Technical obsolescence, changes in legislation or simple wear-and-tear mean that nothing lasts forever. Even equipment originally of good quality and painstakingly maintained for years will need to be replaced at some time.
do the maths
Usually there’s a point well before that when someone should sit down and do a bit of arithmetic. Just for example, imagine your present forecourt canopy and lighting have been in place for 10 years. There’s a good chance that the next renewal of the annual maintenance contract will be somewhat more expensive than it was last year. Then consider that newer equipment is likely to be dramatically more efficient (in energy terms) than your existing gear. If you do your homework and work out how much less you might be paying for electricity over the next five or 10 years with a new installation, and then add how much cheaper the maintenance could be, suddenly the prospect of make-do-and-mend may not look quite as sensible or comfortable an option. Forecourt lighting is an obvious example, but as far as energy savings are concerned the same is very likely to apply to shop lighting, air conditioning, freezers and chillers. Your present equipment may still be serviceable, but it’s highly likely that it’s nowhere near as efficient as the latest version. If you’re serious about saving money in the long-term, do the calculation and see whether there’s any point just keeping things as they are.
Of course in some areas you may not have a choice, even if your existing installations still seem perfectly good. IT equipment typically falls into this category. Your IT installation may not be causing problems yet, but what if it runs on Windows XP, now that Microsoft no longer supports that legacy operating system? Apart from the inherent danger of using business-critical software that isn’t supported any longer, there can be another more immediate problem if you need to add or replace individual components within your system that new EFT terminal you need may only work with Windows 7 or later versions.
These examples are what may be called ’hard’ reasons why replacement may be required because something simply stops working, or is just so inefficient that it is hardly worth keeping going. But there’s another area where there isn’t an immediate, definitive event that says ’change now’; where the temptation to keep things going almost indefinitely becomes even stronger. Look around your shop. You spent maybe 40 or 50 grand on new flooring, lighting, display units, the counter and everything else in there 10 or 12 years ago. Everything still works and it doesn’t look like there’s been that much wear and tear. Now go and look around your three or four nearest competitors. There’s quite a strong chance that they spent even more than you did, and much more recently. One of them may even have done the whole revamp twice since you last did yours, or another one may be planning to do so sometime in the coming months. If you knew that their weekly shop sales went up by 25%-30% following each revamp, while yours have been declining gently for the past seven or eight years, might it make you think that your ’perfectly good’ set-up needs to be ditched?
counting the cost
If you’re like many owner-operators, you’ll probably go back and at least try and get some idea of what the cost might be today. After you’ve had a large Scotch and calmed down a little, you’ll decide that you don’t have the money and anyway, the existing set up can easily last another five years or longer. Just sweat the assets: make them work for you as hard and long as possible and don’t change it until it’s absolutely impossible to carry on without a change.

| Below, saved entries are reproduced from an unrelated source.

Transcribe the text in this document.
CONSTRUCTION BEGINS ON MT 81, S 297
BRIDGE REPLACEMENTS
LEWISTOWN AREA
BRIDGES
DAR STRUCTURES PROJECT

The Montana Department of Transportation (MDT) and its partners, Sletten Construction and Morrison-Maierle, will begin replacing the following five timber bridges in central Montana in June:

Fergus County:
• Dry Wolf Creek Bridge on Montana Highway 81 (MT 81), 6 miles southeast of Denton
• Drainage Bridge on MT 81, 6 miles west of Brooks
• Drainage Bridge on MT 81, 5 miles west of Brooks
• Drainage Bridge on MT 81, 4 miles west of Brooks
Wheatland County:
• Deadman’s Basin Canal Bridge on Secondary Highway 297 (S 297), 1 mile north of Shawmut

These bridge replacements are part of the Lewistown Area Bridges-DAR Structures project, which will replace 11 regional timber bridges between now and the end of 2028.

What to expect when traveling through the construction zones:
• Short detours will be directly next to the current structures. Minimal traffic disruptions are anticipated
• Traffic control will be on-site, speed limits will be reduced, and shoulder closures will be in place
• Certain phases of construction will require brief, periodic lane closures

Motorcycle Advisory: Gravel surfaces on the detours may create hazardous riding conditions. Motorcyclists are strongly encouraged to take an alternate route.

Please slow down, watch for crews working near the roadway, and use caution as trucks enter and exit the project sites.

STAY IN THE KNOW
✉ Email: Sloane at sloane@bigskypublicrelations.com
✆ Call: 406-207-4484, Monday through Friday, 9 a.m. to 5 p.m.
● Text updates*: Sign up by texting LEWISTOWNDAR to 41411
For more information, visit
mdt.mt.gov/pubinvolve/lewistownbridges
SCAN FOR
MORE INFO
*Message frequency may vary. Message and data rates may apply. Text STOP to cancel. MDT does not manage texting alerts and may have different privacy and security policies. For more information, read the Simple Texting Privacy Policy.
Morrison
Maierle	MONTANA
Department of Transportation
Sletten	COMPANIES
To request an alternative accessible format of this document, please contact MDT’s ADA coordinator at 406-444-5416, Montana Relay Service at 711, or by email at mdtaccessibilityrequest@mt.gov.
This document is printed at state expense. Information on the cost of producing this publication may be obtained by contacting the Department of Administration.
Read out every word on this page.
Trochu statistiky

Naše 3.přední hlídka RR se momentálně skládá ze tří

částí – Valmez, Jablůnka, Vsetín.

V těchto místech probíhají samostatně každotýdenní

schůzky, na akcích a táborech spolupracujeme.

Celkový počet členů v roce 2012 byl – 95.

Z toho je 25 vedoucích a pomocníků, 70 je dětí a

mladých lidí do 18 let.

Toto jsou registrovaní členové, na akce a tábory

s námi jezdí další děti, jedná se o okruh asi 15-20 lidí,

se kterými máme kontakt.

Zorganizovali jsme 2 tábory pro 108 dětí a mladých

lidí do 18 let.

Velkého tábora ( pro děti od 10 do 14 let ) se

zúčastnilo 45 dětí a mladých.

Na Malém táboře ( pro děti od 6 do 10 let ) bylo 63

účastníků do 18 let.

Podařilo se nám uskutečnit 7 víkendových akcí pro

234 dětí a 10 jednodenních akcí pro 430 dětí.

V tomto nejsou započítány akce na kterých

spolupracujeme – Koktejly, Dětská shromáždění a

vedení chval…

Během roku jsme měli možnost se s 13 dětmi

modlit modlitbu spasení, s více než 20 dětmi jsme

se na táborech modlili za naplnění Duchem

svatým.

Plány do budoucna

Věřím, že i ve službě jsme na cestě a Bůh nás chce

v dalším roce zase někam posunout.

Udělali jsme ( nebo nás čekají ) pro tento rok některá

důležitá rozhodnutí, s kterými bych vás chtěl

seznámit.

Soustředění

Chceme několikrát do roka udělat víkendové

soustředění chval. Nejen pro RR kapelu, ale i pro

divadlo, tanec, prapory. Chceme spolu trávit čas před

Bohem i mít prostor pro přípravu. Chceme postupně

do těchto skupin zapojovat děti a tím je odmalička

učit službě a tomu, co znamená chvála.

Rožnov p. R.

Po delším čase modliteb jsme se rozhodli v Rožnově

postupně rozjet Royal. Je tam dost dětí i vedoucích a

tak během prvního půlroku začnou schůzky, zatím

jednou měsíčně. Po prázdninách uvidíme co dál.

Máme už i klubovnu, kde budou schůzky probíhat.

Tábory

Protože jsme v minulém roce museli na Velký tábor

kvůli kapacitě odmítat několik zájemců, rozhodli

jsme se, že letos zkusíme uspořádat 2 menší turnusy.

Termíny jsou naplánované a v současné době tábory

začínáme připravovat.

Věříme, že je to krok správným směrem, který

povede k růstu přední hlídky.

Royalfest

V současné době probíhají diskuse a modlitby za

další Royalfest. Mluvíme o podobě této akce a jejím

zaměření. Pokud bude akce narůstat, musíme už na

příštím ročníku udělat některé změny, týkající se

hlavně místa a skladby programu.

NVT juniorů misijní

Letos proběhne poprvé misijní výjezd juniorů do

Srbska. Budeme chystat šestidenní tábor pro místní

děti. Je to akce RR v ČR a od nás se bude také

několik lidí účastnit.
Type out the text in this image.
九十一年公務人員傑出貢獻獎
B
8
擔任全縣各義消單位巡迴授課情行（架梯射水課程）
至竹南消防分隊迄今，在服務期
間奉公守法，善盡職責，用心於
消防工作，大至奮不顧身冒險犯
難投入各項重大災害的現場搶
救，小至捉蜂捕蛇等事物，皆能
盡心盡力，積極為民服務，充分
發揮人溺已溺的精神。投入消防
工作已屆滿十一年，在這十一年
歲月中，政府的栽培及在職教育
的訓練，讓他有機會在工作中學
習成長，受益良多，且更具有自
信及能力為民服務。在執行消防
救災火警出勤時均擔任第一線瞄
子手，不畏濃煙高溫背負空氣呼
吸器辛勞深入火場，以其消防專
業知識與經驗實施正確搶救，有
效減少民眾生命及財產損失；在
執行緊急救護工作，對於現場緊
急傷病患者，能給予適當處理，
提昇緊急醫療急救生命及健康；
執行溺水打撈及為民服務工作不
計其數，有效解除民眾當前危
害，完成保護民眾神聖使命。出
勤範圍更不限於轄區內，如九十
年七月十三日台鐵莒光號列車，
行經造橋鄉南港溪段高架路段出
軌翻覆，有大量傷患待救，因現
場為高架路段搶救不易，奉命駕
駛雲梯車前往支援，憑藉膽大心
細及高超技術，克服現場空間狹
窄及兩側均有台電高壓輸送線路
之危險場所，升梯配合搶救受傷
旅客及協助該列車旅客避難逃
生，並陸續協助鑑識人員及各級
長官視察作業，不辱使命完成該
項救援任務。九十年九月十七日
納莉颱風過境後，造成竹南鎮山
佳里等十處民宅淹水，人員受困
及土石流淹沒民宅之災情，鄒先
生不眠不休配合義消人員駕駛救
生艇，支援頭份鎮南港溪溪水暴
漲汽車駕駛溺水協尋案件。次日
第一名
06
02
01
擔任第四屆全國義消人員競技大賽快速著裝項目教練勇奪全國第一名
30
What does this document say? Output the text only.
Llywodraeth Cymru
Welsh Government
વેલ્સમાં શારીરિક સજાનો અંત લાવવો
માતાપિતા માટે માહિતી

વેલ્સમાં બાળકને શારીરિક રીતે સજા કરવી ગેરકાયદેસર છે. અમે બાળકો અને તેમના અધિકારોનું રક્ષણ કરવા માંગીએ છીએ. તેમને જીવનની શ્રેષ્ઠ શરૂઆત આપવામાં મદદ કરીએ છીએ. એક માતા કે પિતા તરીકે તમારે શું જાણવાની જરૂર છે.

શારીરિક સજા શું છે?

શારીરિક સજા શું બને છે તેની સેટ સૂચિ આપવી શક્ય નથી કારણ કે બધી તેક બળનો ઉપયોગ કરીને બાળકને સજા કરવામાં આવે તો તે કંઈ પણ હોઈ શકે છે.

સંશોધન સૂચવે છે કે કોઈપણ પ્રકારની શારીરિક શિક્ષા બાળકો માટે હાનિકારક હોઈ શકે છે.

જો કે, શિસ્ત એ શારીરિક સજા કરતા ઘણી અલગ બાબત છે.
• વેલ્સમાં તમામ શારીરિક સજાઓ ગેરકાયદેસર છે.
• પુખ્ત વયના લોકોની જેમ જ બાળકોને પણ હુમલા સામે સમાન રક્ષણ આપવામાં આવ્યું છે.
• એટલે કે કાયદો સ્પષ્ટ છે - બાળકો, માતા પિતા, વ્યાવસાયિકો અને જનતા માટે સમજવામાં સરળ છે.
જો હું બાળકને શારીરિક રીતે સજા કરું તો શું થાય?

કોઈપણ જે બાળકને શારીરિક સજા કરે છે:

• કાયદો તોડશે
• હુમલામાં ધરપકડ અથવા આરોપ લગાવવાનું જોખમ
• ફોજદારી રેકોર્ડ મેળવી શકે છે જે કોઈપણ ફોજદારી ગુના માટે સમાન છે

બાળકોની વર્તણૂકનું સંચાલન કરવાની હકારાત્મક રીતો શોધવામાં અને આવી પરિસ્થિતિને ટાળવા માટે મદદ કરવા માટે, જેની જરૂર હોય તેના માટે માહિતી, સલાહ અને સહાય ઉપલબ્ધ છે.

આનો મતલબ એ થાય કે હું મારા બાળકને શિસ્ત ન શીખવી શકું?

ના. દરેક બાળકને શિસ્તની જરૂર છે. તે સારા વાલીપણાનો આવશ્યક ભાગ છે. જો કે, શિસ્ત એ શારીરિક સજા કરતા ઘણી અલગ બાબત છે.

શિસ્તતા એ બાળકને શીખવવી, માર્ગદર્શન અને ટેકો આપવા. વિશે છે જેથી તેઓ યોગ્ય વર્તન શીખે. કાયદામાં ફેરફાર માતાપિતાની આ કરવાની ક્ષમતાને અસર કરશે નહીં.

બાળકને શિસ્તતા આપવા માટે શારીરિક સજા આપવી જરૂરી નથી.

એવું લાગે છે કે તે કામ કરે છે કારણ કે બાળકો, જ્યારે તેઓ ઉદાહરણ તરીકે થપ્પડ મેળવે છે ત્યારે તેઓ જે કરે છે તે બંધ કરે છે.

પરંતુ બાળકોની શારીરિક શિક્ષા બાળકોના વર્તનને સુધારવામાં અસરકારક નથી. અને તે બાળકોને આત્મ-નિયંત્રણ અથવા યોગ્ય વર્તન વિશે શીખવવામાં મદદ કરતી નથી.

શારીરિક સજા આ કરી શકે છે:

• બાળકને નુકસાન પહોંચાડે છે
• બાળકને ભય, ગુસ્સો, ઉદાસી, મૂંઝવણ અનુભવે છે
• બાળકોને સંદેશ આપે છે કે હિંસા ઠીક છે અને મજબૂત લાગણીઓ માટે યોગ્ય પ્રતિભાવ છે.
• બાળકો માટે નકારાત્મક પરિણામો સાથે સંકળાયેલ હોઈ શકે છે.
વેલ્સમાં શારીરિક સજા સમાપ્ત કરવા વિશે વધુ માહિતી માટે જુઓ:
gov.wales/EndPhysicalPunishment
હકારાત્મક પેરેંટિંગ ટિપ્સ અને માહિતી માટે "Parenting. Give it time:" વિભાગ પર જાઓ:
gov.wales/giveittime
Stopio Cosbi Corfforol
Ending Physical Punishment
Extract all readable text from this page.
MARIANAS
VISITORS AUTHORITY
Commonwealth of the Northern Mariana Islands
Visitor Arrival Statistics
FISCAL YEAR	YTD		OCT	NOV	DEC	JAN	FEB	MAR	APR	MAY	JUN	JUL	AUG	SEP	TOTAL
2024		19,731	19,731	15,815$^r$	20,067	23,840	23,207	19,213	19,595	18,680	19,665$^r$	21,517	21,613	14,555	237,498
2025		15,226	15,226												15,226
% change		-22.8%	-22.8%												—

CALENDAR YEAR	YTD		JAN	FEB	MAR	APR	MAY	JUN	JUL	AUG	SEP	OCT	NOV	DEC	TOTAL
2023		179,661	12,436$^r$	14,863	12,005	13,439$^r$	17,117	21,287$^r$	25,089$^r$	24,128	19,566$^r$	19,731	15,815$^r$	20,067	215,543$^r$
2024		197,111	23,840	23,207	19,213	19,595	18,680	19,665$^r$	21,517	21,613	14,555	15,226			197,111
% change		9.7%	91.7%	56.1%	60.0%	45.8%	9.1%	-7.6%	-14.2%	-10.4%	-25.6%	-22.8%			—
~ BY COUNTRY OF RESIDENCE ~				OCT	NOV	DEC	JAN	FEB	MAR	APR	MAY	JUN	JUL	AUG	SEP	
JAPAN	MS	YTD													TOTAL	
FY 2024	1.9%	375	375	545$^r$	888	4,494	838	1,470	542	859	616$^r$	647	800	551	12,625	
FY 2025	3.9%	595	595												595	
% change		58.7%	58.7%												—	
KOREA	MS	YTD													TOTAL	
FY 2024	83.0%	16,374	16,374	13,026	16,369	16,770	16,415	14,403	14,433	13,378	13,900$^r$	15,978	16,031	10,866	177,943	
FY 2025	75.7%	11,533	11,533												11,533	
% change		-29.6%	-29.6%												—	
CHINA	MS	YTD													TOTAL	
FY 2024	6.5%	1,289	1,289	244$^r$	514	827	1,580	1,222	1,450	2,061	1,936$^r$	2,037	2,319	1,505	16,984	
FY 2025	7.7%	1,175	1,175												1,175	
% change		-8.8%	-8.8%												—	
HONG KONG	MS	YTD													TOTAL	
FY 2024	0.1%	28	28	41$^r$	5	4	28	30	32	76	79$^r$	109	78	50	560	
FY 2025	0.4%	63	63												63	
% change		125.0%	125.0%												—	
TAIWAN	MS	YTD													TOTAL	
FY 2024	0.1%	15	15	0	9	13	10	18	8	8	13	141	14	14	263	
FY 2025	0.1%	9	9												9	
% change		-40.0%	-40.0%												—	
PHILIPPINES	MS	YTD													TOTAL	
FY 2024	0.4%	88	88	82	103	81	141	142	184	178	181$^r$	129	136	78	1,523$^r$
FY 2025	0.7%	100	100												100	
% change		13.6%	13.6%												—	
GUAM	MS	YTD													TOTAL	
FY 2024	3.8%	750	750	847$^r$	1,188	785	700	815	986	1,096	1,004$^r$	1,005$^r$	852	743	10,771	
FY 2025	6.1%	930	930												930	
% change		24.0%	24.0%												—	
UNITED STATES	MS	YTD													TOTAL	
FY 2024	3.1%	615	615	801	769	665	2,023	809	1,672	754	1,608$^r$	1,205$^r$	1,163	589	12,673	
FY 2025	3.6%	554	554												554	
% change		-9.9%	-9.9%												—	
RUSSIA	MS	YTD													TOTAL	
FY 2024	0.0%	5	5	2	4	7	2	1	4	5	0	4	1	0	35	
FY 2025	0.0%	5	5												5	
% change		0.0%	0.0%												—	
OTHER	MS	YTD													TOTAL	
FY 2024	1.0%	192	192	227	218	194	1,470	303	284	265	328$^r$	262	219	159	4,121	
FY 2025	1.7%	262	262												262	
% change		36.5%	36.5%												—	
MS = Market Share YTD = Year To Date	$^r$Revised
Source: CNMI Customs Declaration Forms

This subject tends to crop up whenever the conversation turns to depreciation, or capital allowances or just as frequently when some important, over-sweated asset finally packs up altogether with no notice and very heavy expenditure is required immediately.
It’s amazing how many business people still seem to believe that depreciation (or its tax cousin capital allowances) is only a trick invented by accountants to reduce the business’ profits for tax purposes. It may indeed do that but depreciation is ultimately a fundamental acknowledgement of the irreversible arrow of time. Every asset has an expected useful life. We divide the original cost by that expected life; so if your pumps cost £60,000 to install, and you reasonably expect them to last 10 years, the annual depreciation charge will be £6,000 per year (and yes, there are subtle differences in possible accounting treatments but we won’t complicate things here by going into those).
Depreciation is a real cost even if you don’t notice it. Assets can’t be sweated forever. In a sound business there’ll be some budgeting for eventual replacement and then a business plan to support the necessary finance application when the time comes. Unfortunately, the appearance of some forecourts suggests that the owners believe that investment planning can be deferred indefinitely.